Le ninfee di Claude Monet spiegate ai bambini

Le ninfee di Claude Monet spiegate ai bambini

Il museo dell’Orangerie a Parigi deve la sua fama ai quattro grandi quadri di Claude Monet che rappresentano le ninfee. Le ninfee di Claude Monet vanno spiegate ai bambini perché per gli occhi di un bambino può essere difficile interpretare correttamente l’opera.

L’impressionismo

Nella seconda metà dell’Ottocento, in Francia, alcuni pittori cominciarono a dipingere in modo differente. Preferivano dipingere all’aria aperta, senza un disegno predefinito cercando di catturare i colori naturali che si trovavano di fronte. Il risultato erano quadri molto diversi da quelli che il pubblico era abituato a vedere: davano quasi una sensazione di incompletezza, ma erano più vivi e più vividi, erano fatti di puri colori e trasmettevano esattamente le stesse sensazioni che il pittore aveva provato nell’osservare la scena con i suoi occhi. Quando i primi quadri di questo tipo furono esposti, a Parigi, non a tutti piacquero.

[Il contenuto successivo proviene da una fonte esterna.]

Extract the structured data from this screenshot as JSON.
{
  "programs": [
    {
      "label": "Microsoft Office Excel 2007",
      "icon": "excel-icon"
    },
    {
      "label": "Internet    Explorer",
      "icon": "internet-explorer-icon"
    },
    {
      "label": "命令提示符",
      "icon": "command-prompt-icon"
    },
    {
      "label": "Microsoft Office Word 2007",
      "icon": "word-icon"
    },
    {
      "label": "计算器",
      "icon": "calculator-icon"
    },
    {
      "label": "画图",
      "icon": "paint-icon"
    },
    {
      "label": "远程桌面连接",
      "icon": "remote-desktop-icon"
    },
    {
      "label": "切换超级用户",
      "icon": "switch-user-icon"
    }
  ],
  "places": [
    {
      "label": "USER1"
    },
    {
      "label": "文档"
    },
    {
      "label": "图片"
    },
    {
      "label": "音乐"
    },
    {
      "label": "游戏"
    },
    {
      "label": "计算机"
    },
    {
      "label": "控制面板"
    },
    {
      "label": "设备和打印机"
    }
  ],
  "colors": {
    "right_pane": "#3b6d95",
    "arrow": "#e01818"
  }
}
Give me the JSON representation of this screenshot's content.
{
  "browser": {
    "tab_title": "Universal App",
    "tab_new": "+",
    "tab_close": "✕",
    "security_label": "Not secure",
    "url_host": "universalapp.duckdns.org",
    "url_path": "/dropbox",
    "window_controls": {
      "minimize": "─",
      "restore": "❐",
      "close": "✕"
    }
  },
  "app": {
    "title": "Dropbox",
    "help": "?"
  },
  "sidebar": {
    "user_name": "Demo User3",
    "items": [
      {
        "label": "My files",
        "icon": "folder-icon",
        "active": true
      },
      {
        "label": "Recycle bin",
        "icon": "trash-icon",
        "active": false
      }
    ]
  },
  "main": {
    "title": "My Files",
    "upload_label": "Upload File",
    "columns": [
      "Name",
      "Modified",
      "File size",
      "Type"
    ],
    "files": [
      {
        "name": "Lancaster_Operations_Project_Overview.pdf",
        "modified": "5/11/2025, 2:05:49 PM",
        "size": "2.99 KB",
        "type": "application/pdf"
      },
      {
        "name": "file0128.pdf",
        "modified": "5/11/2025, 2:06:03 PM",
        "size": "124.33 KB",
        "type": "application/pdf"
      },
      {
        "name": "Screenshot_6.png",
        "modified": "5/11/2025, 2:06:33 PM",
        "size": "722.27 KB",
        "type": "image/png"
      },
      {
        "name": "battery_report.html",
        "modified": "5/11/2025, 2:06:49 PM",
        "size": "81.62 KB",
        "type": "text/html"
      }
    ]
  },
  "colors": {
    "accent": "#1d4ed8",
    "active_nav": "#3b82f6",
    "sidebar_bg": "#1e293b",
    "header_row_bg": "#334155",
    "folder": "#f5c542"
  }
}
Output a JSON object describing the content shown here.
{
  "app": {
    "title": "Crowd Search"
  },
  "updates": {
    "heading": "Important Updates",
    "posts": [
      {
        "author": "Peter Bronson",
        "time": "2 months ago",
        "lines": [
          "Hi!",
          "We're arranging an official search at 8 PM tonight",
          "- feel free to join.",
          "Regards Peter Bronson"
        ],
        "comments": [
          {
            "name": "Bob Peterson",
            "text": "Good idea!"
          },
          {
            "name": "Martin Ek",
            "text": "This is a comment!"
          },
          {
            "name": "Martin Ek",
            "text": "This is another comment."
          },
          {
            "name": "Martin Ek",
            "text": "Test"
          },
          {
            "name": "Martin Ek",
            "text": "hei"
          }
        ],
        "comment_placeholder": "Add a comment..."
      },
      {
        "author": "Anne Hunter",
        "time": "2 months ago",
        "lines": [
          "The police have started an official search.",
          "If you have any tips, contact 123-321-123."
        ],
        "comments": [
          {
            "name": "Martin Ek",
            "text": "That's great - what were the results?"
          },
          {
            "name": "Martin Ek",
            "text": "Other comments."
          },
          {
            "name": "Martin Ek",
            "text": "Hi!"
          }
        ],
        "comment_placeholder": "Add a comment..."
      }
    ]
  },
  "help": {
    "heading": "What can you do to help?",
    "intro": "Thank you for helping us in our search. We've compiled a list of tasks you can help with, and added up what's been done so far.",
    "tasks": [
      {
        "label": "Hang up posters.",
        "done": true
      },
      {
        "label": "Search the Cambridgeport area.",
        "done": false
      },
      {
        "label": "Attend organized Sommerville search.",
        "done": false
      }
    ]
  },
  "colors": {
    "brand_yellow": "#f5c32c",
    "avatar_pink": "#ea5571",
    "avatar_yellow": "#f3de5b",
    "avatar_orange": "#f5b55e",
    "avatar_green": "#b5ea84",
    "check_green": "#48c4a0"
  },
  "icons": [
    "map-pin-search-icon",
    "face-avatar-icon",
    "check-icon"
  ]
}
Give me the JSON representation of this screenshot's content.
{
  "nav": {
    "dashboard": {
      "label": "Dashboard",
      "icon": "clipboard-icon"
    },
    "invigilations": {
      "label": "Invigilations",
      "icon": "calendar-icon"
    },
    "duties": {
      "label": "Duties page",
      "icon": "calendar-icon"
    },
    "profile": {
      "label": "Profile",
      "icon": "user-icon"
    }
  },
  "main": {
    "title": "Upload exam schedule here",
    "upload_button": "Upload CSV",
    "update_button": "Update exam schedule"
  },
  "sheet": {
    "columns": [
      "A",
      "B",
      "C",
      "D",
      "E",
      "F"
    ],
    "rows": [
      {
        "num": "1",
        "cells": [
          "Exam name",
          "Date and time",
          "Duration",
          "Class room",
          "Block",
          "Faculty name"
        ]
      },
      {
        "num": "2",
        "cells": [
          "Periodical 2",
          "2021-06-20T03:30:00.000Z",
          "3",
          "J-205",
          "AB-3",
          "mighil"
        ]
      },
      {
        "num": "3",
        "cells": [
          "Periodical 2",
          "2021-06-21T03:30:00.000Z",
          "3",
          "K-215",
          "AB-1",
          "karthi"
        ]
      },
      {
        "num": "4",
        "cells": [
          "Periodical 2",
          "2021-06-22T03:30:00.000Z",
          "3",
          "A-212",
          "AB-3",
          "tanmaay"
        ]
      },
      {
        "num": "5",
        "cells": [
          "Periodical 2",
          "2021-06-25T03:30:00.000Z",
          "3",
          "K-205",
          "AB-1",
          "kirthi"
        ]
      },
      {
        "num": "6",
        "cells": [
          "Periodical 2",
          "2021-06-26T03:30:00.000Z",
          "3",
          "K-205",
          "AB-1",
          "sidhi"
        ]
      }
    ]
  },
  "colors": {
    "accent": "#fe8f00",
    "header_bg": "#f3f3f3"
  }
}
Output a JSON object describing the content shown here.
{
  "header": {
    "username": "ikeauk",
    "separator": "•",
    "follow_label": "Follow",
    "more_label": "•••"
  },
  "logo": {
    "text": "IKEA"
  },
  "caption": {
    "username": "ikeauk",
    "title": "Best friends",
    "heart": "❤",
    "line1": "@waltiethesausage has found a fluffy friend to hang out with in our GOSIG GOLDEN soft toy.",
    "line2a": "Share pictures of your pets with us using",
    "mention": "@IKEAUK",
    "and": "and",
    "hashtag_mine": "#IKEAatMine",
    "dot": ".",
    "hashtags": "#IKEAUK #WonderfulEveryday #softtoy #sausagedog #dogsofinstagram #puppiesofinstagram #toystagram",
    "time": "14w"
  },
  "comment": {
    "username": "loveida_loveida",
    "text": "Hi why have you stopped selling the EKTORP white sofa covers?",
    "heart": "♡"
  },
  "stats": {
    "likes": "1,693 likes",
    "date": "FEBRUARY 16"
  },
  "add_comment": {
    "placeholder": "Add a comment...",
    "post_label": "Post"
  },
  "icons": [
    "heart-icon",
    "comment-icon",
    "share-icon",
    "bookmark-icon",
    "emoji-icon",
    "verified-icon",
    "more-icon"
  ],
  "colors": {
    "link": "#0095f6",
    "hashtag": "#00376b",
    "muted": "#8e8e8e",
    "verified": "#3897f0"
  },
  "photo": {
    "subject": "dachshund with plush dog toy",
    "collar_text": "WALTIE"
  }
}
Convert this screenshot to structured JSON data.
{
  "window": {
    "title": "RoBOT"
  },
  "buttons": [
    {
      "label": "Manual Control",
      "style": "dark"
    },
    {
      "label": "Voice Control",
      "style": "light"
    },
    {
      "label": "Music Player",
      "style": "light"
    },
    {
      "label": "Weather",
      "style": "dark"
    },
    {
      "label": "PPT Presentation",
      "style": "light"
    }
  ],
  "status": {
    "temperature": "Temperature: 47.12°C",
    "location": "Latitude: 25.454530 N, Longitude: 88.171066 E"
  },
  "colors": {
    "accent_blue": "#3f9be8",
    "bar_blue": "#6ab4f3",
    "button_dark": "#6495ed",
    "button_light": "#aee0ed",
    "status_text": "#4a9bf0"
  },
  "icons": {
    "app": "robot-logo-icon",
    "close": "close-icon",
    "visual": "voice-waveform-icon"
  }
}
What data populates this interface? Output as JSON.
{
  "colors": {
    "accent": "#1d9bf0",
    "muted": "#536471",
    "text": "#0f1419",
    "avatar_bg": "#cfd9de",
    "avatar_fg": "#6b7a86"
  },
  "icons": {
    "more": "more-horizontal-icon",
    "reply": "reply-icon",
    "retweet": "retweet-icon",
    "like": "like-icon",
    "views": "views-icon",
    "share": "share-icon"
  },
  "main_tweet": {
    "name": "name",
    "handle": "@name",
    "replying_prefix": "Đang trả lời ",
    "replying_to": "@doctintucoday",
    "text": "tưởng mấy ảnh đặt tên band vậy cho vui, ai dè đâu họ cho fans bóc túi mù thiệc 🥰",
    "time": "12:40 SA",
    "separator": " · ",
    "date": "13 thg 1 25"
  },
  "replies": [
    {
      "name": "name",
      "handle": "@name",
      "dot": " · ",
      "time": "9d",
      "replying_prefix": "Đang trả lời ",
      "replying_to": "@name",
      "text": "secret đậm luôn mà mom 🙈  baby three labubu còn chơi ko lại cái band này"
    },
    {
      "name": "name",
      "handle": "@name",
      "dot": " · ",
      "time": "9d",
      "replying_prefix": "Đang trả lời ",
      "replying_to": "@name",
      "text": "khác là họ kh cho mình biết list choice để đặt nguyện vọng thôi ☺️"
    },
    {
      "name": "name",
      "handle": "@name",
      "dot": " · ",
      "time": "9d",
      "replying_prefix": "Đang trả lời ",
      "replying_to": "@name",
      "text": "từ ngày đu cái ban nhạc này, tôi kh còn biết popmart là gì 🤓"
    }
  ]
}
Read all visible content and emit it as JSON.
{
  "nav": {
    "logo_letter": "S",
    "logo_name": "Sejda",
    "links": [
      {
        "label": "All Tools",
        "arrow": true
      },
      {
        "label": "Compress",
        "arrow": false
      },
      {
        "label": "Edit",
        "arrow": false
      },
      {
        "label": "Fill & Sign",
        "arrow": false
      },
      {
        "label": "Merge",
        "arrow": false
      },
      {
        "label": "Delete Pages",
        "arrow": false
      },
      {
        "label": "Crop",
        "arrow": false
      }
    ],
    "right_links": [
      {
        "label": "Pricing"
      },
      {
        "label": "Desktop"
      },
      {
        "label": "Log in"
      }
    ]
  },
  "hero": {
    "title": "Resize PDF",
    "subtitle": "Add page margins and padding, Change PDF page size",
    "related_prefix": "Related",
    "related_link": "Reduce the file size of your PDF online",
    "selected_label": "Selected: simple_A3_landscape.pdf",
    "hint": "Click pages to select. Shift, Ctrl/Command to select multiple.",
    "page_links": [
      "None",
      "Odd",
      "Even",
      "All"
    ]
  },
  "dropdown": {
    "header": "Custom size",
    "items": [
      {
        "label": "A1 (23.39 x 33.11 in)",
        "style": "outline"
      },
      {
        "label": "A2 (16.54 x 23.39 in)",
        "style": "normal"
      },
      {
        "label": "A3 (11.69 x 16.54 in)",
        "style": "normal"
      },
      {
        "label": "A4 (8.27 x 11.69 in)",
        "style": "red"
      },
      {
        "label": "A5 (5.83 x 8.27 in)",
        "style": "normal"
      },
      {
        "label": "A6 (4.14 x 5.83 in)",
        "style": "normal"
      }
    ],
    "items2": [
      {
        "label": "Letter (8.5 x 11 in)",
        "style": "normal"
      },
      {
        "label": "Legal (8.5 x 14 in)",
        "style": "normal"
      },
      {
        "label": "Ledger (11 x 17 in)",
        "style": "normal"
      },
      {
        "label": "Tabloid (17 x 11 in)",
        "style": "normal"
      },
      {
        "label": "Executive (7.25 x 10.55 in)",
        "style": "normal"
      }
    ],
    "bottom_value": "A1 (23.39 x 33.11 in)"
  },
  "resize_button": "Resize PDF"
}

Anzi un giornalista, prendendo spunto dal quadro “Impression, soleil levant” (Impressione, levar del sole) di Claude Monet diede un nome dispregiativo al genere: impressionismo.

In breve tempo, il termine finì per definire tutti i pittori e tutti i quadri con queste caratteristiche.

Claude Monet

L’autore di Impression, soleil levant era, come abbiamo detto, Claude Monet. Era un giovane ragazzo, allora, che aveva già vissuto alcune vite: era stato un bambino vivace in Bretagna e un soldato ad Algeri. La sua carriera di pittore, però, non fu brillante. Il nuovo stile non piaceva e Monet faticava a racimolare i soldi per mantenere la sua famiglia.

La vita non fu gentile con Monet: nell’anno 1890 (aveva cinquant’anni) aveva vissuto in molti posti diversi, vivendo molte vite diverse. Era ancora uno spiantato, ma finalmente qualcuno cominciava a capire i suoi lavori e a non considerarlo più un pittore da strapazzo.

Nel breve volgere di pochi anni, arrivò il successo. Monet si trasferì a Giverny, un sobborgo di Parigi, dove prese casa e aveva anche un piccolo giardino con delle ninfee. Qui, cominciò, sempre più spesso, a dipingere proprio questi fiori acquatici.

Le ninfee di Claude Monet spiegate ai bambini

Verso la fine della sua vita Monet era famosissimo e vendere i suoi quadri non era più un problema. Uno dei soggetti che dipingeva più spesso erano le ninfee del suo giardino. Non era mai stato uno che badava al disegno o alla forma finale del suo dipinto: aveva sempre inseguito la luce e il colore. Negli ultimi anni della sua vita, aveva estremizzato questa sua tendenza tanto che le ninfee erano quasi solo macchie di colori, “impressioni” fuggevoli di luce sull’acqua dello stagno.

Alcuni critici dell’epoca si dissero preoccupati che tutti questi quadri rappresentanti le ninfee andassero dispersi in diversi musei sparsi per il mondo e contemporaneamente ci si rese conto che lo stato francese non possedeva nemmeno un dipinto del suo pittore più famoso e importante.

Claude Monet dipinse allora otto enormi quadri rappresentanti le tanto amate ninfee, acquistate dallo stato francese e sistemate, dopo la morte del pittore, nell’antica Orangerie nei pressi del Louvre.

Probabilmente le ninfee dell’Orangerie sono l’apice della carriera pittorica di Claude Monet: le forme sono quasi sempre sostituite da lampi di luce e macchie di colore dipinte sulla tela grezza. Quello che interessa al pittore è la sensazione, riprodurre l’attimo fuggevole in cui la luce colpisce i fiori e le foglie in un determinato modo in un preciso momento del giorno.